While many scholars tend to disassociate Hitler’s private domain from his politics, Stratigakos believes that there was no separation in the Nazi’s relentless propaganda machine. In fact, Hitler’s tranquil, designer homes provided the backdrop to his most effective portraits—these, says Stratigakos, helped him move on from the ”screaming reactionary” reputation he once cultivated in the 1930s.
Drawing on sealed personal papers at the Bavarian State Library in Munich, Stratigakos’s remarkable volume (released on Sept 2015) is the first to limn the extent of Troost’s influence on the Nazi head of state.
Troost and Hitler’s design teamwork
Raised as a pacifist and with a curiosity for modern art that Hitler rejected, Troost was initially skeptical of the politician who came to see her husband so frequently. But a few weeks after their first meeting in Sept 1930, Troost was head-over-heels for Hitler’s charisma. “Contrary to the unappealing hue and cry of his public persona, Hitler in person…behaves like a truly splendid, serious, cultivated chap,” she wrote to her mother.
After her husband’s death in 1934, the two remained such good friends that Hitler’s German Shepherd Blondi and Troost’s German Shepherd Herras were even paired to mate.
In the impeccable homes that Troost created for him, Hitler readily welcomed cameras. Carefully orchestrated photo shoots showed him laughing with friends, stopping to greet children, cavorting with dogs, and he’s even shown feeding baby deer.
For the perfect backdrop to these staged vignettes, Troost paired traditional, neoclassical architecture with quiet, subtle color harmonies—a counterpoint to the bombastic, swastika-branded venues Hitler was usually photographed in. Through these warm and fuzzy “domestic performances,” as Stratigakos puts it, the world was shown a softer side of the Third Reich.
Stratigakos connects Hitler’s strange and strategic obsession with home makeovers with his rise to power.

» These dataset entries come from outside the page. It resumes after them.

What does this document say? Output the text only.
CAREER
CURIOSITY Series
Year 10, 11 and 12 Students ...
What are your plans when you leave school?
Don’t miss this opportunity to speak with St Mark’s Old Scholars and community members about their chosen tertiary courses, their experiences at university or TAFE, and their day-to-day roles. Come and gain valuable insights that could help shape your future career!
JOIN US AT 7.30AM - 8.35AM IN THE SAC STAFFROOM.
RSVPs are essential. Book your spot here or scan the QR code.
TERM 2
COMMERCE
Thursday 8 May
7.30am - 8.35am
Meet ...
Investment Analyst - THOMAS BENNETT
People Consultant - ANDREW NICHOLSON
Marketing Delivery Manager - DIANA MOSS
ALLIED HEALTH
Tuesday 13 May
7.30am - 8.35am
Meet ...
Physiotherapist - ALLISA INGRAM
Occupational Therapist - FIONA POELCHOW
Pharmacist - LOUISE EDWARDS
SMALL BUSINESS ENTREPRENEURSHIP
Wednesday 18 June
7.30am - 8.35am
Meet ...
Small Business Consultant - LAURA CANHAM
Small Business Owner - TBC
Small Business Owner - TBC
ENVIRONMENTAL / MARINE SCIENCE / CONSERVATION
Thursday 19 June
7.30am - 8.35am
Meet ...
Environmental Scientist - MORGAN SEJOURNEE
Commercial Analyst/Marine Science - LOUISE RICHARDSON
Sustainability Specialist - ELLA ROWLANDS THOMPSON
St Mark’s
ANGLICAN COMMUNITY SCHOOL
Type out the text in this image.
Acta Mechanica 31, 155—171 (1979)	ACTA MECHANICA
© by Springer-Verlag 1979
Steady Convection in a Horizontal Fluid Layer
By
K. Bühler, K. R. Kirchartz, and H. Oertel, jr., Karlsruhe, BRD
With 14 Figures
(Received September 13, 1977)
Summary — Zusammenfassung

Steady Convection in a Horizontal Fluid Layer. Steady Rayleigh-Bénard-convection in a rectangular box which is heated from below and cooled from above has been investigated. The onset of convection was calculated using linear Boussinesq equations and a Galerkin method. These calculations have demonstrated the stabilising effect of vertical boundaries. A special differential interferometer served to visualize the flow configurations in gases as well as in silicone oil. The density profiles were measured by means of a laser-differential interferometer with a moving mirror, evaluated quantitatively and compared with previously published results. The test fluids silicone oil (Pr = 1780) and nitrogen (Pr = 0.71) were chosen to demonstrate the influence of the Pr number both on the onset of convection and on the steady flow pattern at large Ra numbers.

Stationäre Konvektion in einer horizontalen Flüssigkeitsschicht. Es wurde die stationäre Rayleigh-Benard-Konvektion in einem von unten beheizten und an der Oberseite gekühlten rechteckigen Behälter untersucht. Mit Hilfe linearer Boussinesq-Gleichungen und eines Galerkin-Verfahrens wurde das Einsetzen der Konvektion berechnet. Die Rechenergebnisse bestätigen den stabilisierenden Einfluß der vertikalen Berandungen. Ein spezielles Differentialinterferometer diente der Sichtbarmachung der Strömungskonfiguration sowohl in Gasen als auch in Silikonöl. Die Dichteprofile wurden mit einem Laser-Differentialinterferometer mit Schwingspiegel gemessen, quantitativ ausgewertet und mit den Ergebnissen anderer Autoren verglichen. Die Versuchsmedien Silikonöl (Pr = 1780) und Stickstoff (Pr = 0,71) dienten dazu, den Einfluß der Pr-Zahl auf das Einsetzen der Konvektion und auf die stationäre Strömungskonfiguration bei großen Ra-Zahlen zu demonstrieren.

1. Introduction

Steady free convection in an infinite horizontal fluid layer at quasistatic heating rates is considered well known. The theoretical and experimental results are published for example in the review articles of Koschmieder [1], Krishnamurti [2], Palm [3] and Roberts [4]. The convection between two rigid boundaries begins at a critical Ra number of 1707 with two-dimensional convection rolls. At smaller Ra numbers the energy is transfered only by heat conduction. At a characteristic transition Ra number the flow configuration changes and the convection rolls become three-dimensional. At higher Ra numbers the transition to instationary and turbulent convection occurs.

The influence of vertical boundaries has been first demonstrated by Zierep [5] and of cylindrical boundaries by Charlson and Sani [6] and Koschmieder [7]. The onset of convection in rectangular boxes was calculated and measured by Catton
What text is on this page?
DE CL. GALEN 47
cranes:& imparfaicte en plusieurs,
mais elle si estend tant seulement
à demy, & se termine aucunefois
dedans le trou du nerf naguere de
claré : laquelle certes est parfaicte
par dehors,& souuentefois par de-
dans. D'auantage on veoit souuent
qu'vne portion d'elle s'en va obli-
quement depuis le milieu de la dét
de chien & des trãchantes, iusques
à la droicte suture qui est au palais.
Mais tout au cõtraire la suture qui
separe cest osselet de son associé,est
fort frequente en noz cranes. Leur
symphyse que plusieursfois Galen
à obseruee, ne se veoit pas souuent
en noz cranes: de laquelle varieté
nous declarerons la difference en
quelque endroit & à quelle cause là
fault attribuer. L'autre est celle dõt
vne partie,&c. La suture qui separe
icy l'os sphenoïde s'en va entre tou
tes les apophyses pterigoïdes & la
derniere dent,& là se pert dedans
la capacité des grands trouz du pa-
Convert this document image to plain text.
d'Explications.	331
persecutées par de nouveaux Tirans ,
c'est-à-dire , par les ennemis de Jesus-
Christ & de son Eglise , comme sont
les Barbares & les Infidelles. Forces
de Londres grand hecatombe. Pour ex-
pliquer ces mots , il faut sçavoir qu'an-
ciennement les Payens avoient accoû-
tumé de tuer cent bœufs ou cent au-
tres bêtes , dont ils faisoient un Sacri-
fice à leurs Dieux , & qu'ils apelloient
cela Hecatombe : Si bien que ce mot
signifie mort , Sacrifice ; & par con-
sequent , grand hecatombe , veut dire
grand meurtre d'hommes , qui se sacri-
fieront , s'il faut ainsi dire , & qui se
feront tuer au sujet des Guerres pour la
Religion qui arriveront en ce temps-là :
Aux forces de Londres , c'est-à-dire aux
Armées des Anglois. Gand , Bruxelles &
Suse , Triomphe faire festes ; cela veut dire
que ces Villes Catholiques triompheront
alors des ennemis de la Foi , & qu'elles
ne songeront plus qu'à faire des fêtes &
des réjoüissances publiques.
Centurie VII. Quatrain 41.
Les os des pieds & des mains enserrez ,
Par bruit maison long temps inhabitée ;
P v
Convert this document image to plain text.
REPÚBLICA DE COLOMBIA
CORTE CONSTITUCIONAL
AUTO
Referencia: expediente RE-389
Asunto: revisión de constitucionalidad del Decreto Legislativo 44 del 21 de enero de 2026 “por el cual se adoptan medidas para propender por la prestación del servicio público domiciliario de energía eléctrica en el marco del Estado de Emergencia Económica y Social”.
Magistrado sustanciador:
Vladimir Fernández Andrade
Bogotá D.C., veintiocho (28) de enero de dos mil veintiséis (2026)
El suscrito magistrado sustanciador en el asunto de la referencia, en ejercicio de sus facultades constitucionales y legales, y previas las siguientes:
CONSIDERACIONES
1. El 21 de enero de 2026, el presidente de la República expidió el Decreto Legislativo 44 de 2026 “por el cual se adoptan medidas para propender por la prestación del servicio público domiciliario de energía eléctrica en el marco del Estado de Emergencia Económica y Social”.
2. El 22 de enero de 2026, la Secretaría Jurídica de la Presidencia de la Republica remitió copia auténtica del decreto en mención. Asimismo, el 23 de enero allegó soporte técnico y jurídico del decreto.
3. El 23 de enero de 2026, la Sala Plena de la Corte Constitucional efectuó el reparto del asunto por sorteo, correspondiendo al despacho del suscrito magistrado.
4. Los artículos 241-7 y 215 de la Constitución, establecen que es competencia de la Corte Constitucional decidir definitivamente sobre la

After his niece committed suicide at their shared apartment in 1931, Hitler, then a budget-conscious bachelor and the leader of the nation’s second-most powerful party, became concerned that the scandal would thrust his modest abode into the spotlight.
Throughout the rest of his reign, he worked with closely with architects and designers to change his image from rabble-rouser to a refined intellectual.
A cautionary tale
The woman who designed Hitler’s personal makeover was not an easy subject for Stratigakos, a self-described feminist historian—and the daughter of a someone who lived through the brutal Nazi occupation in Greece. Among the many achievements in Stratigakos’ groundbreaking research about Troost is that she’s able to paint a full picture of such a divisive character.
“It was very, very tough, writing about her and ‘living with her,’ as you do with your subject,” she tells Quartz. “But what I hoped to show was her complexity.”
Stratigakos suggests that unmasking the design aspect of Hitler’s onetime appeal offers a cautionary tale, today.
“It was important for me to make readers reflect about their own consumption,” she explains referring to our lust for tabloid stories about the inner lives of famous people. “As a historian, my primary responsibility is to show how things work ideologically but I also wanted to show how we can be seduced by our own desires.